Puedes enfrentarte a Cisne negro con cualquiera de los sentidos. Puedes verla, mirarla, (ad)mirarla. Con los ojos llenos de claroscuros, de la luz de los focos que suspenden las motas de polvo del aire, de la velocidad de cada movimiento, de la visión de la decadencia, de las bailarinas que nacen y que mueren cada día, que son supernovas. Puedes tocar la gasa, la seda, el tul, la tela vaporosa; acariciar la piel animal, la suavidad de las plumas, las aristas de los espejos rotos. Puedes escuchar el gemido, los huesos que crujen, los aleteos, las uñas, sobre el escenario, clavándose en el suelo. Y a Clint Mansell. Puedes saborear y oler el sudor y la sangre y el sexo y la psicosis y la asfixia.
Cisne negro es caer por un túnel al que tenías que asomarte, y sientes todo el vértigo, que sube del estómago a la boca, y quieres gritar, y quieres correr, y quieres escapar, pero con ella. Con Natalie, que es menos Natalie que nunca, y más Nina que siempre. Escapar de Mila Kunis, esa maravilla que no finge, que es torpe pero verdadera. Que tropieza y es seductora hasta en su misma caída. Tan lejos, tan cerca de la perfección.

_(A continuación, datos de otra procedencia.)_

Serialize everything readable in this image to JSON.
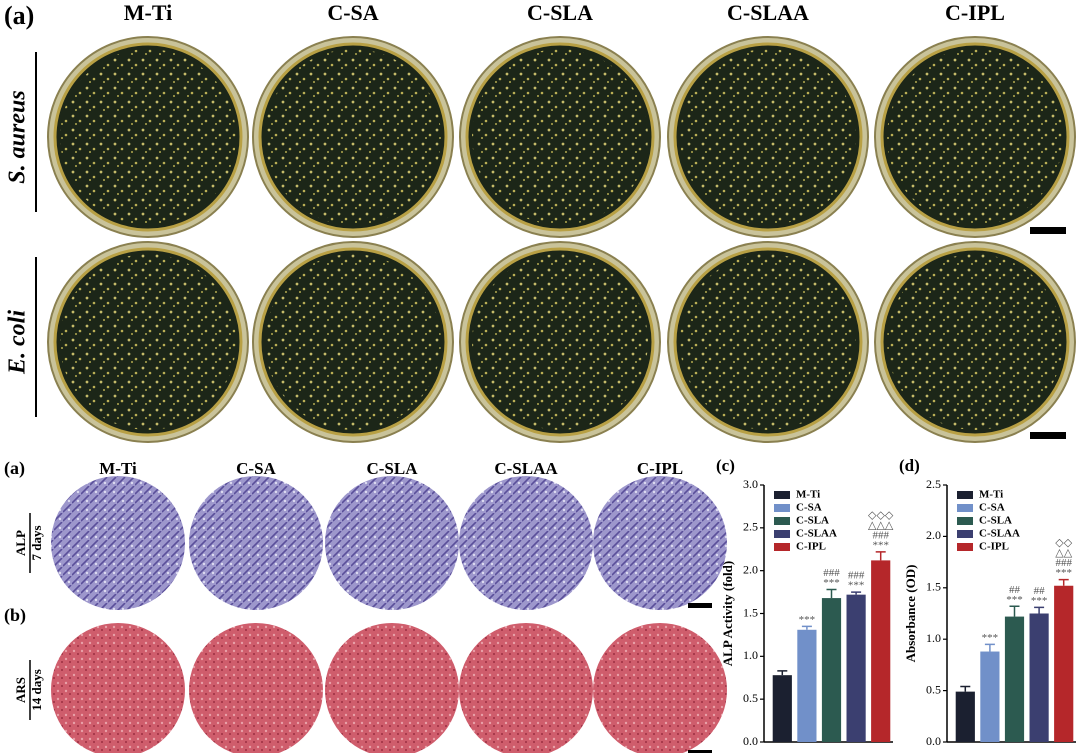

Y la gente dice belleza y caos y candidez y oscuridad y locura y fragilidad. Y la gente dice requiebro, liberación y deslizarse, también. Y herida y tobillo, costillas, sudor, dolor, vuelo, erotismo, privación y, dicen, desprender. Y la gente dice ferocidad y vibración y presteza, celeridad, éxtasis y espejo y vértigo, delirio, piel, distorsión, frenesí, perversión, compulsión. Y la gente dice angustia, qué angustia. Y la gente dice intensa. Demasiado intensa. Me pregunto si Cisne negro puede ser demasiado. Si es que eso existe y es negativo, esa insolencia, ese desafuero.
El lago de los cisnes llega a su fin, y mientras observas la caída lenta de Nina, ligera y final, suplicas, al otro lado de la imagen, ¡por favor, luz no te enciendas!, ¡por favor, cisne, no te mueras! Y, sobre todo, ¡por favor, cine, no te acabes!